Expiring CharlieCards causing confusion and frustration
http://www.bostonglobe.com/metro/2012/01/01/expiring-charliecards-causing-confusion-and-frustration/aCFuYJF2erbu5072enGKFI/story.html?s_campaign=8315

For frequent riders, the expiration proves largely invisible: Their cards
get an automatic software upgrade, and two-year extension, when swiped. But
irregular riders may find themselves suddenly unable to use their plastic
CharlieCard. ..

A few weeks ago, reader Irene Gruenfeld of Sudbury and her husband took
their 5-year-old twins on a stroll through the city with a promise of a Red
Line ride from Charles/MGH back to their car in South Boston. They had more
than $10 on each of their cards, but the station gates failed to open,
displaying an "expired'' message. The vending machines presented similarly
cryptic information. No staff was present, forcing them to buy the paper
CharlieTickets spit out by the machine, which cost 30 cents more per ride.
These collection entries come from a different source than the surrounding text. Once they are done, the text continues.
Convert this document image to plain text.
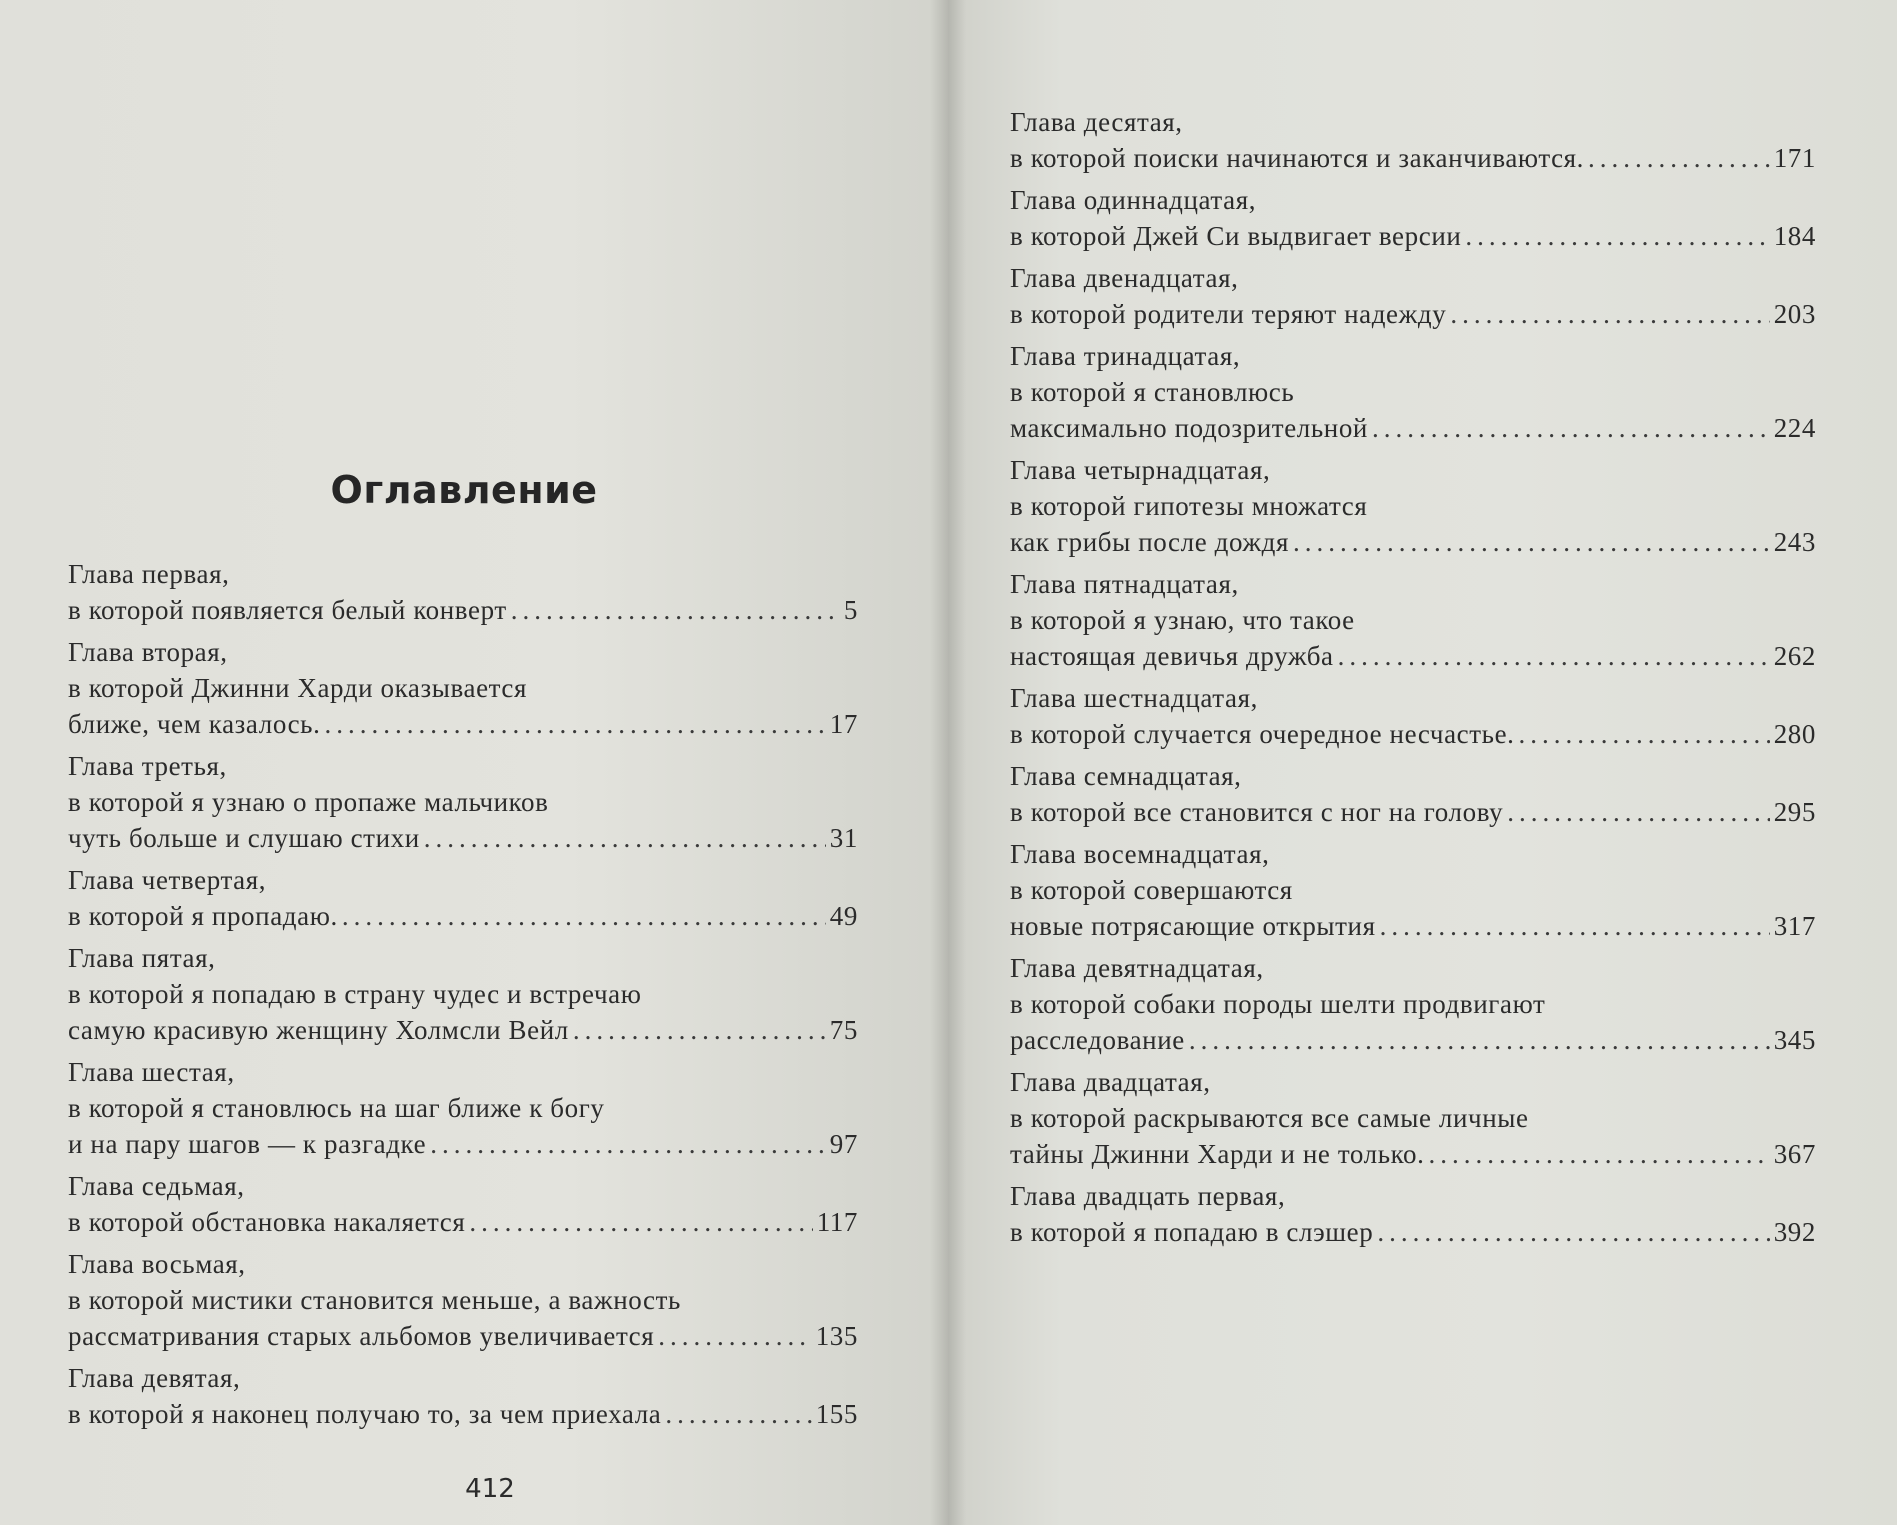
Оглавление
Глава первая,
в которой появляется белый конверт .....	5
Глава вторая,
в которой Джинни Харди оказывается
ближе, чем казалось. .....	17
Глава третья,
в которой я узнаю о пропаже мальчиков
чуть больше и слушаю стихи .....	31
Глава четвертая,
в которой я пропадаю. .....	49
Глава пятая,
в которой я попадаю в страну чудес и встречаю
самую красивую женщину Холмсли Вейл .....	75
Глава шестая,
в которой я становлюсь на шаг ближе к богу
и на пару шагов — к разгадке .....	97
Глава седьмая,
в которой обстановка накаляется .....	117
Глава восьмая,
в которой мистики становится меньше, а важность
рассматривания старых альбомов увеличивается .....	135
Глава девятая,
в которой я наконец получаю то, за чем приехала .....	155
412
Глава десятая,
в которой поиски начинаются и заканчиваются. .....	171
Глава одиннадцатая,
в которой Джей Си выдвигает версии .....	184
Глава двенадцатая,
в которой родители теряют надежду .....	203
Глава тринадцатая,
в которой я становлюсь
максимально подозрительной .....	224
Глава четырнадцатая,
в которой гипотезы множатся
как грибы после дождя .....	243
Глава пятнадцатая,
в которой я узнаю, что такое
настоящая девичья дружба .....	262
Глава шестнадцатая,
в которой случается очередное несчастье. .....	280
Глава семнадцатая,
в которой все становится с ног на голову .....	295
Глава восемнадцатая,
в которой совершаются
новые потрясающие открытия .....	317
Глава девятнадцатая,
в которой собаки породы шелти продвигают
расследование .....	345
Глава двадцатая,
в которой раскрываются все самые личные
тайны Джинни Харди и не только. .....	367
Глава двадцать первая,
в которой я попадаю в слэшер .....	392
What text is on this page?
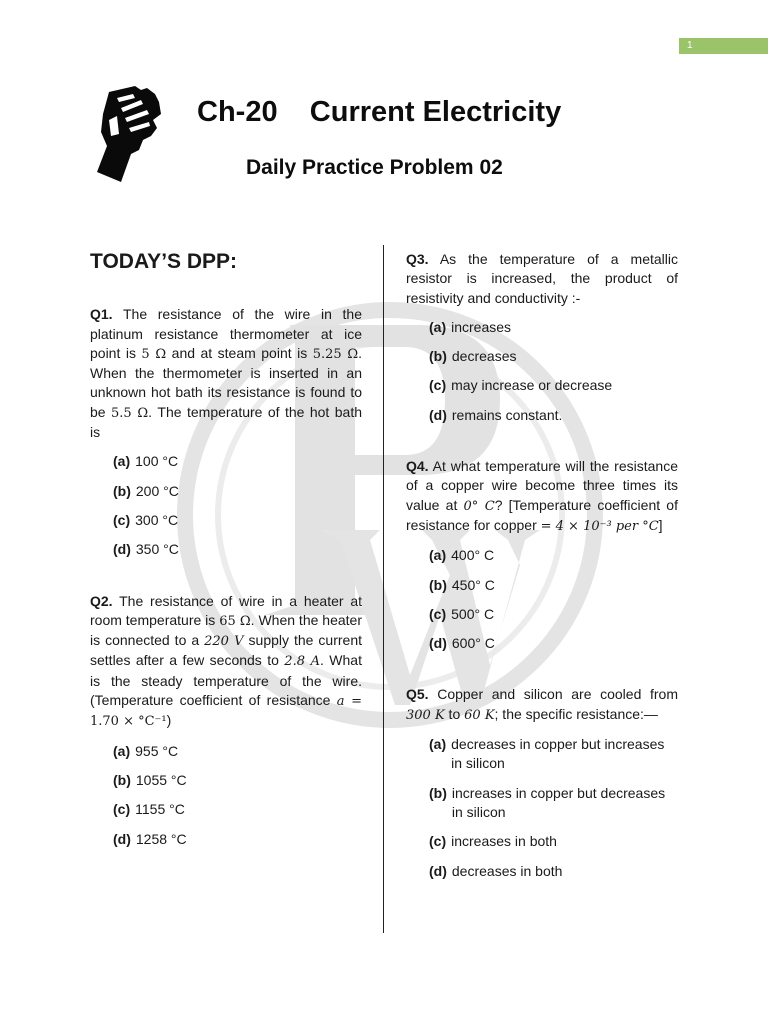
1
Ch-20    Current Electricity
Daily Practice Problem 02
TODAY’S DPP:
Q1. The resistance of the wire in the platinum resistance thermometer at ice point is 5 Ω and at steam point is 5.25 Ω. When the thermometer is inserted in an unknown hot bath its resistance is found to be 5.5 Ω. The temperature of the hot bath is
(a) 100 °C
(b) 200 °C
(c) 300 °C
(d) 350 °C
Q2. The resistance of wire in a heater at room temperature is 65 Ω. When the heater is connected to a 220 V supply the current settles after a few seconds to 2.8 A. What is the steady temperature of the wire. (Temperature coefficient of resistance a = 1.70 × °C⁻¹)
(a) 955 °C
(b) 1055 °C
(c) 1155 °C
(d) 1258 °C
Q3. As the temperature of a metallic resistor is increased, the product of resistivity and conductivity :-
(a) increases
(b) decreases
(c) may increase or decrease
(d) remains constant.
Q4. At what temperature will the resistance of a copper wire become three times its value at 0° C? [Temperature coefficient of resistance for copper = 4 × 10⁻³ per °C]
(a) 400° C
(b) 450° C
(c) 500° C
(d) 600° C
Q5. Copper and silicon are cooled from 300 K to 60 K; the specific resistance:—
(a) decreases in copper but increases in silicon
(b) increases in copper but decreases in silicon
(c) increases in both
(d) decreases in both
When the CharlieCard was introduced, five years was the industry standard
for the still-emerging smartcard technology. Manufacturers at the time
recommended a programmed "sunset date'' to stave off problems that might
arise from frequently used cards nearing the end of their useful life, he
said. As it became clear the cards could last longer, more recently issued
CharlieCards have been given sunset dates of 10 years. Most of the 6 million
issued have the longer lifespan, he said.